„Przemiany" Joanny Bednarczyk w reż. Michała Borczucha, koprodukcja STUDIO teatrgalerii, Teatru Polskiego w Bydgoszczy oraz Festiwalu Mała Boska Komedia w Krakowie i Teatru Łaźnia Nowa na XX Festiwalu Prapremier w Bydgoszczy. Pisze Anita Nowak.
Dzięki kooperacji warszawskiego Teatru Studio, Teatru Polskiego w Bydgoszczy, Festiwalu Mała Boska Komedia w Krakowie i tamtejszego Teatru Łaźnia Nowa, a także licznym warsztatom i spotkaniom Michała Borczucha z młodzieżą, narodziła się ciekawa inscenizacja. PRZEMIANY. Inspirowana starożytnym poematem METAMORFOZY Owidiusza.
Ile w tym z utworu rzymskiego poety? Autorka tekstu i dramaturg Joanna Bednarczyk, powybierała z starożytnego dzieła literackiego nie tylko imiona postaci i przypisane im cechy, ale też problemy, z jakimi w tamtej epoce one się borykały. I na starożytność nałożyła współczesność. Jakby stapiając je z sobą.
W efekcie na scenie widzimy młodzież w ciekawie ustylizowanych przez Dorotę Nawrot na aktualną modę kostiumach, dzisiejszym slangiem szkolnym opowiadającą o targających nią emocjach, kłopotach charakterystycznych dla wieku dojrzewania w każdej epoce.
Aktorzy w prowadzonych z nastolatkami rozmowach, wywiadach prowokują ich do szczerych i odważnych wyznań, na jakie już za parę lat zapewne nie będzie ich stać. Bo nonkonformizm z czasem się z człowieka ulatnia.
Pierwsza część spektaklu jest celowo trochę rozbałaganiona wizualnie. Różne są, choć w tej samej po trosze antycznej, po trosze abstrakcyjnej scenografii usytuowane, miejsca akcji. Raz jest to sala baletowa, raz szkoła, to znów studio telewizyjne.

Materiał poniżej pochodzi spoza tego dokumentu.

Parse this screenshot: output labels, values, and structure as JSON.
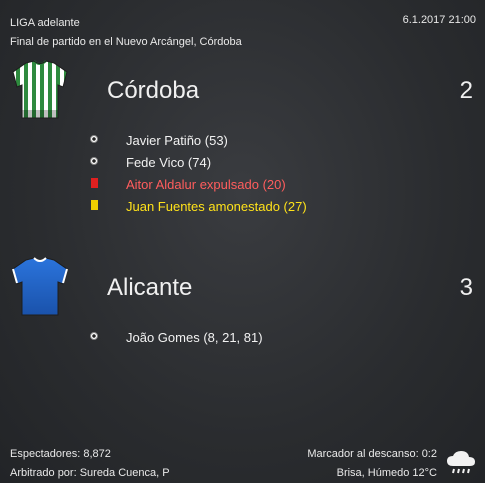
{
  "header": {
    "competition": "LIGA adelante",
    "description": "Final de partido en el Nuevo Arcángel, Córdoba",
    "datetime": "6.1.2017 21:00"
  },
  "home": {
    "name": "Córdoba",
    "score": "2",
    "kit_icon": "striped-shirt-icon",
    "kit_colors": {
      "primary": "#2e8a3e",
      "secondary": "#ffffff"
    },
    "events": [
      {
        "type": "goal",
        "icon": "ball-icon",
        "text": "Javier Patiño (53)"
      },
      {
        "type": "goal",
        "icon": "ball-icon",
        "text": "Fede Vico (74)"
      },
      {
        "type": "red-card",
        "icon": "red-card-icon",
        "text": "Aitor Aldalur expulsado (20)"
      },
      {
        "type": "yellow-card",
        "icon": "yellow-card-icon",
        "text": "Juan Fuentes amonestado (27)"
      }
    ]
  },
  "away": {
    "name": "Alicante",
    "score": "3",
    "kit_icon": "blue-shirt-icon",
    "kit_colors": {
      "primary": "#1f63c9",
      "secondary": "#ffffff"
    },
    "events": [
      {
        "type": "goal",
        "icon": "ball-icon",
        "text": "João Gomes (8, 21, 81)"
      }
    ]
  },
  "footer": {
    "attendance": "Espectadores: 8,872",
    "referee": "Arbitrado por: Sureda Cuenca, P",
    "halftime": "Marcador al descanso: 0:2",
    "weather": "Brisa, Húmedo 12°C",
    "weather_icon": "cloud-rain-icon"
  },
  "colors": {
    "red_card": "#e02020",
    "yellow_card": "#f0d000",
    "red_text": "#ff5d5d",
    "yellow_text": "#ffe21a"
  }
}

Wszędzie z chaosu i gwaru wyłaniają się pojedyncze głosy, monologi lub dialogi młodych osób, bardzo trafnie postrzegających i oceniających otaczający je świat.
W części drugiej na scenie pojawia się ogromny, półokrągły, jakby z marmuru wykuty stół sędziowski, pośrodku którego zasiada prowadząca rozprawę Michalina Rodak jako sędzia Atlas. Skargę przeciwko Plutonowi o porwanie córki Prozerpiny wnosi Ceres, w którą wciela się Małgorzata Witkowska. I nie tylko ze względu na trzymające w napięciu dialogi obu matek, które ubolewają z powodu utraty dzieci, bo syn Ceres w trakcie trwania rozprawy ginie w wypadku samochodowym, ale ze względu na wspaniałe kreacje obu aktorek. Grają jakby na dwóch przeciwległych biegunach. Rozpacz Ceres jest jawna. W jej ruchach i słowach dominuje ekspresja. Kobieta oskarża świat.
Atlas ma pretensje tylko do siebie, bo to ona zezwoliła szesnastoletniemu Faetonowi wzięć kluczyki do samochodu. Cierpi bardziej, ale powściągliwie, cały czas prowadząc rozprawę. Na jej twarzy rozpacz i ból zastygają pod skórą, niczym materiał, w którym zanurza się pełniony przez nią urząd. Oczy dławią pod powiekami łzy, a ściągane siłą usta jakby z trudem hamują krzyk. Prywatność walczy z powagą pełnionego stanowiska. Scena w sądzie to w rzeczywistości pretekst do rozważań nad prawem do ingerencji rodziców w życie dorastających dzieci. Usprawiedliwienie dla pozornego chaosu części pierwszej. Przedstawia problem z drugiej strony. Ale czy coś wyjaśnia? Przyznaje którejś ze stron rację? Poszukiwanie granic zakazów i nakazów to problem odwieczny. I od wieków pozostający bez odpowiedzi.
Przy okazji w spektaklu jest wiele aluzji do otaczającej nas rzeczywistości, współczesnych tragedii, które na świecie jawią się od zawsze, bo wynikają z słabości lub okrucieństwa ludzkiej natury; cech, które w sprzyjających warunkach dotkliwie dają o sobie znać.